[Replay] Comment la science peut-elle lutter contre les « fake news » ?

Comment rétablir la confiance du grand public dans la recherche face au désordre informationnel, aux « fake news », amplifiés depuis le début de la crise sanitaire ?

Campus Matin et son partenaire Elsevier ont interrogé quatre experts lors d’un webinaire organisé le 2 février dernier à l’occasion de l'événement Think Education et Recherche 2021.

Cycle : Campus Matin

Depuis l’apparition de la Covid-19, les scientifiques se sont massivement penchés sur le virus, multipliant les publications - près de 75 000 recensées par Elsevier dans la base de donnée Scopus. Dans le même temps, le désordre informationnel, les « fake news », ont pourtant pris une ampleur inégalée. 

Dans cette nouvelle réalité, comment les chercheurs peuvent-ils restaurer la confiance du grand public et des acteurs de la décision publique ? Quelles sont les initiatives qui naissent pour démonter les fausses informations ? Et d’ailleurs, pourquoi sont-elles légions et comment combattre leur propagation ?

Naissance de « clusters de fausses informations »…

Grégoire Borst veut approfondir l'étude des fake news au sein de l’Institut des données de l’Université de Paris - © Jean-Pierre DULLIER pour ARTs & IMAGES
Grégoire Borst veut approfondir l'étude des fake news au sein de l’Institut des données de l’Université de Paris - © Jean-Pierre DULLIER pour ARTs & IMAGES

Si l’information scientifique prolifère, la désinformation, les « fake news » et les mauvaises interprétations se multiplient également. Et Grégoire Borst, directeur du Laboratoire de psychologie du développement et de l'éducation de l’enfant (Lapsydé, UMR CNRS - Université de Paris), est en première ligne pour en faire l’expérience :

« Notre laboratoire travaille à comprendre les facteurs cognitifs et socio-émotionnels qui expliquent notre difficulté à distinguer les fausses des vraies informations et notre tendance à adhérer aux thèses complotistes », explique-t-il.

Les études démontrent en effet que notre cerveau est soumis à certains biais nous rendant plus réceptifs aux thèses du complot et fausses informations, notamment :

  • le biais de confirmation, qui explique une « tendance à aller chercher des informations qui sont concordantes avec les croyances qu’on peut avoir sur le monde » ;
  • et le biais d’attribution causale, qui fait que nous allons « plus facilement voir un lien de cause à effet entre deux évènements ».

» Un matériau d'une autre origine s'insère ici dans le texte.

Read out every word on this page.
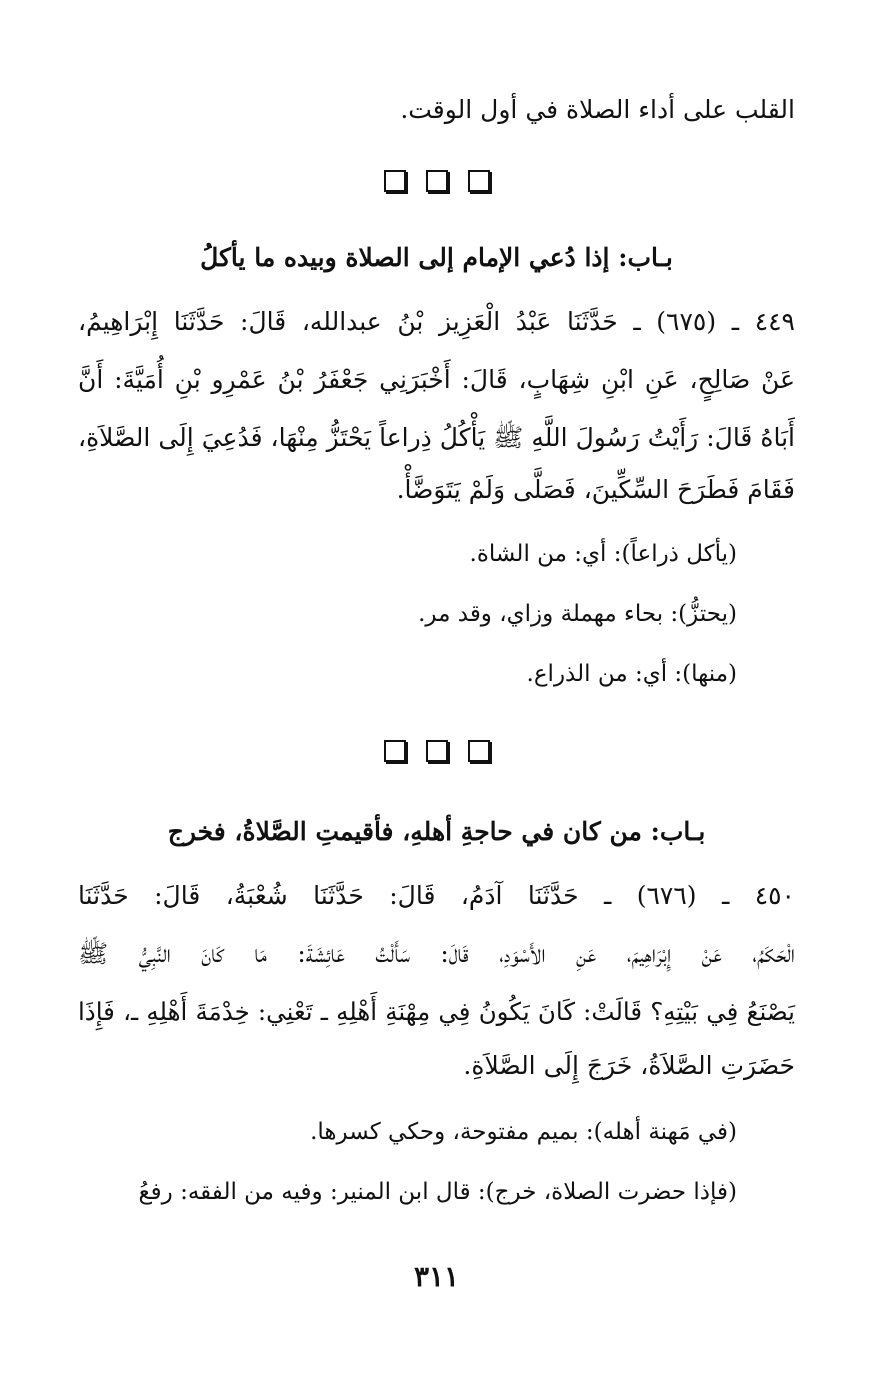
القلب على أداء الصلاة في أول الوقت.
بـاب: إذا دُعي الإمام إلى الصلاة وبيده ما يأكلُ
٤٤٩ ـ (٦٧٥) ـ حَدَّثَنَا عَبْدُ الْعَزِيز بْنُ عبدالله، قَالَ: حَدَّثَنَا إِبْرَاهِيمُ،
عَنْ صَالِحٍ، عَنِ ابْنِ شِهَابٍ، قَالَ: أَخْبَرَنِي جَعْفَرُ بْنُ عَمْرِو بْنِ أُمَيَّةَ: أَنَّ
أَبَاهُ قَالَ: رَأَيْتُ رَسُولَ اللَّهِ ﷺ يَأْكُلُ ذِراعاً يَحْتَزُّ مِنْهَا، فَدُعِيَ إِلَى الصَّلاَةِ،
فَقَامَ فَطَرَحَ السِّكِّينَ، فَصَلَّى وَلَمْ يَتَوَضَّأْ.
(يأكل ذراعاً): أي: من الشاة.
(يحتزُّ): بحاء مهملة وزاي، وقد مر.
(منها): أي: من الذراع.
بـاب: من كان في حاجةِ أهلهِ، فأقيمتِ الصَّلاةُ، فخرج
٤٥٠ ـ (٦٧٦) ـ حَدَّثَنَا آدَمُ، قَالَ: حَدَّثَنَا شُعْبَةُ، قَالَ: حَدَّثَنَا
الْحَكَمُ، عَنْ إِبْرَاهِيمَ، عَنِ الأَسْوَدِ، قَالَ: سَأَلْتُ عَائِشَةَ: مَا كَانَ النَّبِيُّ ﷺ
يَصْنَعُ فِي بَيْتِهِ؟ قَالَتْ: كَانَ يَكُونُ فِي مِهْنَةِ أَهْلِهِ ـ تَعْنِي: خِدْمَةَ أَهْلِهِ ـ، فَإِذَا
حَضَرَتِ الصَّلاَةُ، خَرَجَ إِلَى الصَّلاَةِ.
(في مَهنة أهله): بميم مفتوحة، وحكي كسرها.
(فإذا حضرت الصلاة، خرج): قال ابن المنير: وفيه من الفقه: رفعُ
٣١١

Ajoutons à cela une méfiance généralisée envers les médias, comme le démontre une étude Ispos, une confiance très importante dans l’information provenant d’une personne connue dans la vie réelle, et il n’y a rien de surprenant à apprendre que des « clusters » de fausses informations sur les réseaux sociaux « se renforcent mutuellement et diffusent des thèses complotistes qui tout à coup vont exploser », décrit Grégoire Borst.

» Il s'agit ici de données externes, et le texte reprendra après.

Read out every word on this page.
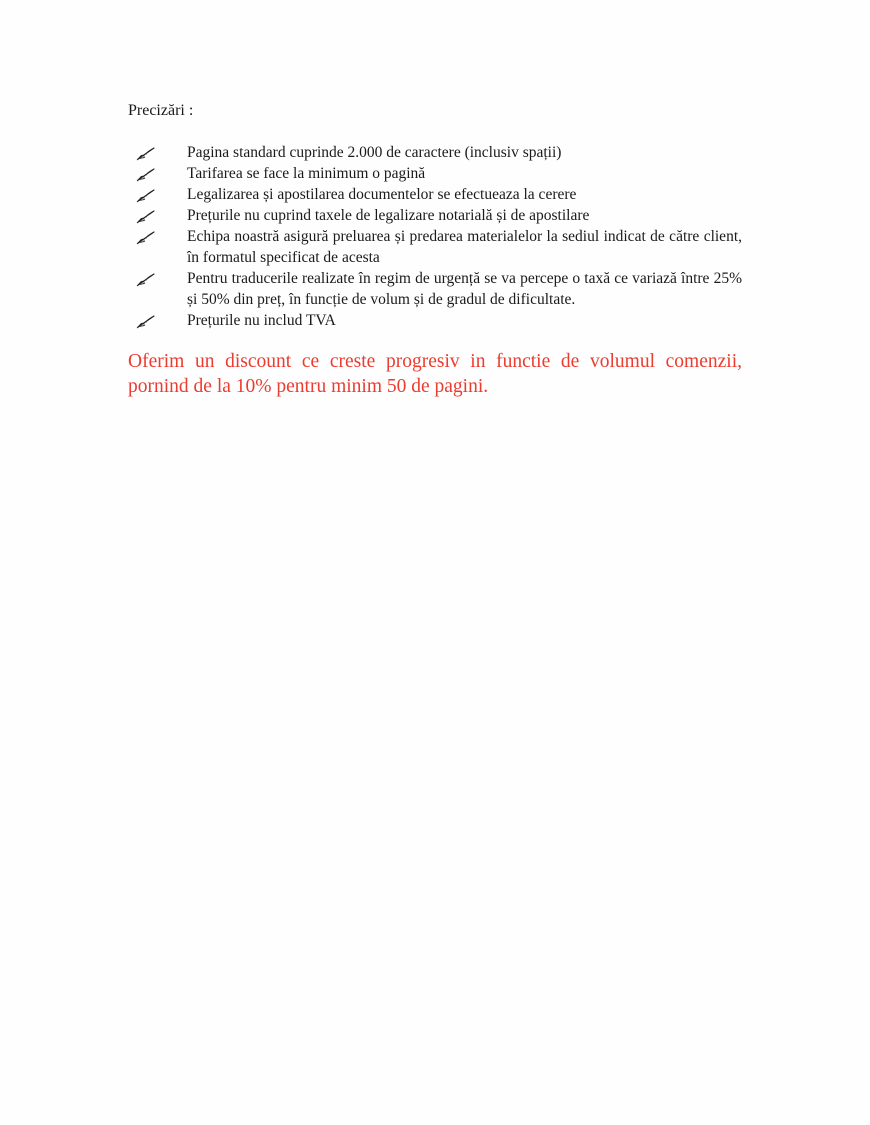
Precizări :
Pagina standard cuprinde 2.000 de caractere (inclusiv spații)
Tarifarea se face la minimum o pagină
Legalizarea și apostilarea documentelor se efectueaza la cerere
Prețurile nu cuprind taxele de legalizare notarială și de apostilare
Echipa noastră asigură preluarea și predarea materialelor la sediul indicat de către client, în formatul specificat de acesta
Pentru traducerile realizate în regim de urgență se va percepe o taxă ce variază între 25% și 50% din preț, în funcție de volum și de gradul de dificultate.
Prețurile nu includ TVA

Oferim un discount ce creste progresiv in functie de volumul comenzii, pornind de la 10% pentru minim 50 de pagini.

Des actions contreproductives pour éviter leur propagation

Au lieu de relever les fausses informations, « on a décidé d’étudier les mécanismes qui vont aider les gens à distinguer le vrai du faux », témoigne Grégoire Borst. En effet, celui qui est également professeur de psychologie du développement et de neurosciences de l’éducation constate que tout ce qui a été mis en place pour déconstruire les « fake news » ne fonctionne pas. Et cela parce que, d’une part, le cerveau a tendance à considérer une information familière comme véridique - donc plus les fausses informations sont répandues plus le public aura tendance à y adhérer - et d’autre part parce que si une initiative pour dénoncer les « fake news » oublie d’en relever certaines, elles seront considérées comme vraies.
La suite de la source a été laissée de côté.